The African American experience as outlined by Smith's 9 year old girl and Walker's old woman is a tapestry that has been weaved by a widespread dynamic of mind molding. It would seem from both the styles of the writers that a self hating omnipresent undercurrent is at work that continues to be difficult to debunk. African Americans have come to believe that their existence in society is more or less defined by how other races see them, rather than how they view themselves. It is this dominating theme of self-image and false characterizations that Smith’s "What it's Like to Be a Black Girl (for Those of You Who Aren't)" and Walker’s “The Welcome Table” seek to portray.
References
Coard, S. I., Breland, A. M., & Raskin, P. (2001). Perceptions of and Preferences for Skin Color, Black Racial Identity, and Self-Esteem Among African Americans. Journal of Applied Social Psychology, 31, 2256-2274.

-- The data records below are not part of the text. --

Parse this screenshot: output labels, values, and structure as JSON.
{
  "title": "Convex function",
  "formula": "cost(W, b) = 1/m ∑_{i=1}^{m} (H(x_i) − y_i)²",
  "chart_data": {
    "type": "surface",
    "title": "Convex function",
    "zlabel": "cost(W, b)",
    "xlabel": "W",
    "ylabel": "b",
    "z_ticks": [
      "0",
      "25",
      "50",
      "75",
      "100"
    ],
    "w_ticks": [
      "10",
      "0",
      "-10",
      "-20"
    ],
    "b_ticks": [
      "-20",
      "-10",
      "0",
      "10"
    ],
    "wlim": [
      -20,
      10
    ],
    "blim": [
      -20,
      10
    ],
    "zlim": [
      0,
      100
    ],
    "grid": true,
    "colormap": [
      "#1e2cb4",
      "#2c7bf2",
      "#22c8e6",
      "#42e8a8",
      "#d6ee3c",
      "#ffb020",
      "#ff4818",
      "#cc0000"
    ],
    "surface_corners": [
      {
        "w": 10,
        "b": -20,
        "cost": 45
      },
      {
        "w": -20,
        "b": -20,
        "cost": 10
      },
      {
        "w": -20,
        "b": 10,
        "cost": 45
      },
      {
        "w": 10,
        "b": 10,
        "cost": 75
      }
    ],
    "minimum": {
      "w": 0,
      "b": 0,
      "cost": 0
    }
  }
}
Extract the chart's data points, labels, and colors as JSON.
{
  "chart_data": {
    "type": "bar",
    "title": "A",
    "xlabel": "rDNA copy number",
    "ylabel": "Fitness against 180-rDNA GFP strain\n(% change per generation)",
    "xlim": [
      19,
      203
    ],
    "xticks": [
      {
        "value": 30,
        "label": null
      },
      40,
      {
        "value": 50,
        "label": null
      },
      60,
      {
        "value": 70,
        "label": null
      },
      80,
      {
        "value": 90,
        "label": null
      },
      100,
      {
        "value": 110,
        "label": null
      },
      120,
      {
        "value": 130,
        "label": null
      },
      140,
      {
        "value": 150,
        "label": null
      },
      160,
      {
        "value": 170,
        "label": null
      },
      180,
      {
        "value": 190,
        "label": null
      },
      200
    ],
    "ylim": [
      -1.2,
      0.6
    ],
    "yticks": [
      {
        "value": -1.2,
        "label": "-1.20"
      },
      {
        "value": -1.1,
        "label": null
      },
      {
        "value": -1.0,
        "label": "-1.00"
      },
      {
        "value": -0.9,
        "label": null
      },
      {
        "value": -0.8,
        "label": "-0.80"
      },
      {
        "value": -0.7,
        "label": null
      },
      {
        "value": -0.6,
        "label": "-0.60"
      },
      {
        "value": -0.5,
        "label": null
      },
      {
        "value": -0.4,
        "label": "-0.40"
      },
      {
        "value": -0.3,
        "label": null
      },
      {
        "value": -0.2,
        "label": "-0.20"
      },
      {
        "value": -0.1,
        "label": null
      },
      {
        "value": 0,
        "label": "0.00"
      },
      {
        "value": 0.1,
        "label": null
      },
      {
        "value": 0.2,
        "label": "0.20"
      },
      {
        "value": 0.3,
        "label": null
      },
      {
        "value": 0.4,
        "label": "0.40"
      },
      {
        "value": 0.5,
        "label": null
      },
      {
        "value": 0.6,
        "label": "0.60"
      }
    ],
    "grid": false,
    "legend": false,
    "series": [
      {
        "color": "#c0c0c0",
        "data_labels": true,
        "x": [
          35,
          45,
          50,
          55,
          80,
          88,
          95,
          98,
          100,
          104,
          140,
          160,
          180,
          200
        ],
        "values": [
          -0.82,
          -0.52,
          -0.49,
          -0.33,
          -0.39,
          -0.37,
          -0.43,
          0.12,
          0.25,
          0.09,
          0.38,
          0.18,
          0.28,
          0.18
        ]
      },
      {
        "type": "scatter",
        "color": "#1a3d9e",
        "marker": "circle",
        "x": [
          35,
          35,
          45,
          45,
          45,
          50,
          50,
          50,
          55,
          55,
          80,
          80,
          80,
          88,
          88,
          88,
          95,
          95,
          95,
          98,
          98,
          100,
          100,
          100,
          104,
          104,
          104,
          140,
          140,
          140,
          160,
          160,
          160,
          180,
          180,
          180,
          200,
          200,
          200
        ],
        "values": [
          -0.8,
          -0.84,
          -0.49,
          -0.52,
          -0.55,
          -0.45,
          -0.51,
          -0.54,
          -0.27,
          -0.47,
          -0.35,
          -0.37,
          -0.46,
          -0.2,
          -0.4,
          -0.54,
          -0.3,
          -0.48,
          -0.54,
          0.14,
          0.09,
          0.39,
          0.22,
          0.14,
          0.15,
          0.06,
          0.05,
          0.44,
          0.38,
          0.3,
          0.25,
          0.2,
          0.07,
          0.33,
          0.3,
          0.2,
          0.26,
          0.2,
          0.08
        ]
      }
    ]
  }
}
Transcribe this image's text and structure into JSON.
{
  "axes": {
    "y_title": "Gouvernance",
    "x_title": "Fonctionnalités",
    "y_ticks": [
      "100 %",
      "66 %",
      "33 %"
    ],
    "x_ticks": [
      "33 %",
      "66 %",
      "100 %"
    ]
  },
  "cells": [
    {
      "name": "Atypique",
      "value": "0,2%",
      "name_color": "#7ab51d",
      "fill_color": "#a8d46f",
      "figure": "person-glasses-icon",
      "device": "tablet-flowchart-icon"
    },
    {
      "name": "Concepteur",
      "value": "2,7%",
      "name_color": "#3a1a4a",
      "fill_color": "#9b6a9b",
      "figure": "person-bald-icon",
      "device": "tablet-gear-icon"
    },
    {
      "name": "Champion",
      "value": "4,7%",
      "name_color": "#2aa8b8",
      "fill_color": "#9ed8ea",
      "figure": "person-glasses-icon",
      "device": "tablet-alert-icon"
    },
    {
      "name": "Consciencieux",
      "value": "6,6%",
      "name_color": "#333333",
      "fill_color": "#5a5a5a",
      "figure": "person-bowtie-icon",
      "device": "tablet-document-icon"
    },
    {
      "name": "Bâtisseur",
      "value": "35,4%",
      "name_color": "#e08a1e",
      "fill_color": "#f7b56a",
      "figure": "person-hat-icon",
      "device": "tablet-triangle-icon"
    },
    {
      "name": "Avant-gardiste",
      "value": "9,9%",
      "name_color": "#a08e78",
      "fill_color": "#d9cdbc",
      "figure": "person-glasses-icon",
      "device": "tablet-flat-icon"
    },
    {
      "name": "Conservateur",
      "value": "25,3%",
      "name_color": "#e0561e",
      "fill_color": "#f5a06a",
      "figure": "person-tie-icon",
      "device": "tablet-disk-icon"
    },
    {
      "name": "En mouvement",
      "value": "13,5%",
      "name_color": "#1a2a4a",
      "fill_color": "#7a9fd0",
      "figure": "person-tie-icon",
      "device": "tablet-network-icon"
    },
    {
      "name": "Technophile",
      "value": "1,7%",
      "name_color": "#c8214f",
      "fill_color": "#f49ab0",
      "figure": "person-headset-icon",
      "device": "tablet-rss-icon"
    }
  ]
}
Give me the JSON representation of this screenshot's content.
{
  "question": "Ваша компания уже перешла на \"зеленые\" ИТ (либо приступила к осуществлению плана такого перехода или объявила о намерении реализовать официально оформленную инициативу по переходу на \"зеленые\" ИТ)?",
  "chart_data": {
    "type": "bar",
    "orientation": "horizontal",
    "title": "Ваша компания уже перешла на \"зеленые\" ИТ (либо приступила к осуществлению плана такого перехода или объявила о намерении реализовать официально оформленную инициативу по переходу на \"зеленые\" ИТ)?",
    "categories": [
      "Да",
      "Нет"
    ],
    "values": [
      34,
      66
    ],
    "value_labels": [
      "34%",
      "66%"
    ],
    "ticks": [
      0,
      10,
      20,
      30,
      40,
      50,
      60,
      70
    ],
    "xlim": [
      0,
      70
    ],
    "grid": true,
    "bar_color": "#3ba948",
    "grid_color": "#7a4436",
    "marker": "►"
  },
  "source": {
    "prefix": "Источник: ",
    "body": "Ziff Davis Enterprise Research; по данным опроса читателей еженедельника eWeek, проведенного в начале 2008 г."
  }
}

Smith, P. (n.d.). What it’s Like to Be a Black Girl (for Those of You Who Aren’t) [Web log post]. Retrieved from Warning: This Might Be Uncomfortable: http://nunningincircles.wordpress.com/2011/11/02/warning-this-might-be-uncomfortable/
Walker, A. (2003). The Welcome Table. In M. C. Curtis (Ed.), Faith: Stories (pp. 254-258.). Troy, MO: Houghton Mifflin Harcourt.
Winters, J. (2012, June 13). Why We Fear the Unknown. Retrieved September 5, 2013, from Psychology Today website: http://www.psychologytoday.com/articles/200305/why-we-fear-the-unknown
Wohlgemuth, P. F. (1980). The Fears of Race Relations: Confessions of a White Pastor. Southern Changes, 2(6), 4-6.